Le fil de l’araignée suit un assassin qui sème la peur dans un pays. Quand il se fait arrêté et condamné à la mort, il se retrouve en enfer. Mais un fil d’araignée lui permettrait de rejoindre le paradis.
Figures infernales met en scène le peintre royal du pays à qui l’on demande de faire une fresque monumental sur le monde qui l’entoure pour orner le mausolée du souverain. Or, le peintre dessine le monde tel qu’il le voit : un enfer sur Terre.
Voici deux nouvelles de Ryûnosuke AKUTAGAWA, romancier du début du XXème siècle qui est considéré par beaucoup comme l’un des plus grands génies de son époque. Malheureusement, ses contemporains ne lui ont pas forcément offert toute la reconnaissance qu’il attendait et il s’est suicidé en 1927.

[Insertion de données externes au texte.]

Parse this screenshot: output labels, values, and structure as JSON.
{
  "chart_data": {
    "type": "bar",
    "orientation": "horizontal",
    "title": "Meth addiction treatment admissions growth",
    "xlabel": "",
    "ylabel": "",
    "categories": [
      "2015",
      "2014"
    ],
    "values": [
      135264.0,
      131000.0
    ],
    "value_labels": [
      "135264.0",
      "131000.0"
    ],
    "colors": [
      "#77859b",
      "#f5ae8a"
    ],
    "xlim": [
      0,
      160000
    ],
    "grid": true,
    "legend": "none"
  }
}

La réalisatrice Atsuko ISHIZUKA est moins connue que les autres, mais elle appartient à Madhouse depuis 2004 et seconde les plus grands dans les séries à succès du studio.

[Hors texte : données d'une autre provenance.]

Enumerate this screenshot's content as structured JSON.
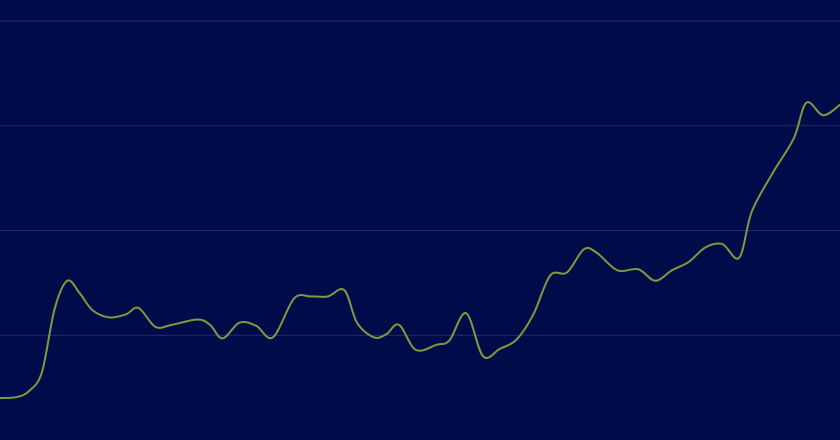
{
  "chart_data": {
    "type": "line",
    "title": "",
    "xlabel": "",
    "ylabel": "",
    "grid": true,
    "y_gridlines": [
      1,
      2,
      3,
      4
    ],
    "ylim": [
      0,
      4.2
    ],
    "xlim": [
      0,
      100
    ],
    "series": [
      {
        "color": "#7d9a3c",
        "points": [
          [
            0,
            0.4
          ],
          [
            2,
            0.41
          ],
          [
            3.5,
            0.47
          ],
          [
            5,
            0.65
          ],
          [
            6.5,
            1.25
          ],
          [
            8,
            1.52
          ],
          [
            9.5,
            1.4
          ],
          [
            11,
            1.24
          ],
          [
            13,
            1.17
          ],
          [
            15,
            1.2
          ],
          [
            16.5,
            1.26
          ],
          [
            18.5,
            1.08
          ],
          [
            20.5,
            1.1
          ],
          [
            23.5,
            1.15
          ],
          [
            25,
            1.1
          ],
          [
            26.5,
            0.97
          ],
          [
            28.5,
            1.12
          ],
          [
            30.5,
            1.09
          ],
          [
            32.5,
            0.98
          ],
          [
            35,
            1.35
          ],
          [
            37,
            1.37
          ],
          [
            39,
            1.37
          ],
          [
            41,
            1.43
          ],
          [
            42.5,
            1.12
          ],
          [
            44.5,
            0.98
          ],
          [
            46,
            1.01
          ],
          [
            47.5,
            1.1
          ],
          [
            49.5,
            0.86
          ],
          [
            52,
            0.91
          ],
          [
            53.5,
            0.95
          ],
          [
            55.5,
            1.21
          ],
          [
            57.5,
            0.8
          ],
          [
            59.5,
            0.87
          ],
          [
            61.5,
            0.96
          ],
          [
            63.5,
            1.2
          ],
          [
            65.5,
            1.57
          ],
          [
            67.5,
            1.6
          ],
          [
            69.5,
            1.82
          ],
          [
            71,
            1.79
          ],
          [
            73.5,
            1.62
          ],
          [
            76,
            1.63
          ],
          [
            78,
            1.52
          ],
          [
            80,
            1.62
          ],
          [
            82,
            1.7
          ],
          [
            84,
            1.84
          ],
          [
            86,
            1.87
          ],
          [
            88,
            1.74
          ],
          [
            89.5,
            2.18
          ],
          [
            92,
            2.55
          ],
          [
            94.5,
            2.88
          ],
          [
            96,
            3.22
          ],
          [
            98,
            3.1
          ],
          [
            100,
            3.2
          ]
        ]
      }
    ]
  }
}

ISHIZUKA adapte ces petits contes cyniques en ajoutant un côté fatalisme plutôt intelligent. Sans moderniser l’histoire, elle nous fait comprendre que l’enfer est sûrement plus doux que notre monde en prenant le téléspectateur comme témoin. Les personnages créés par Tite KUBO s’éloignent de l’œuvre d’origine, pour mieux généraliser son idée.
Encore une fois, l’interview bonus est indispensable. Shizuka répond aux questions de Morio Asaka, le réalisateur de La décheance d'un homme. L'échange est de haute volée.
Il s'agit d'un simple boîtier Blu-ray. On retrouve cependant un livret de 16 pages très fourni.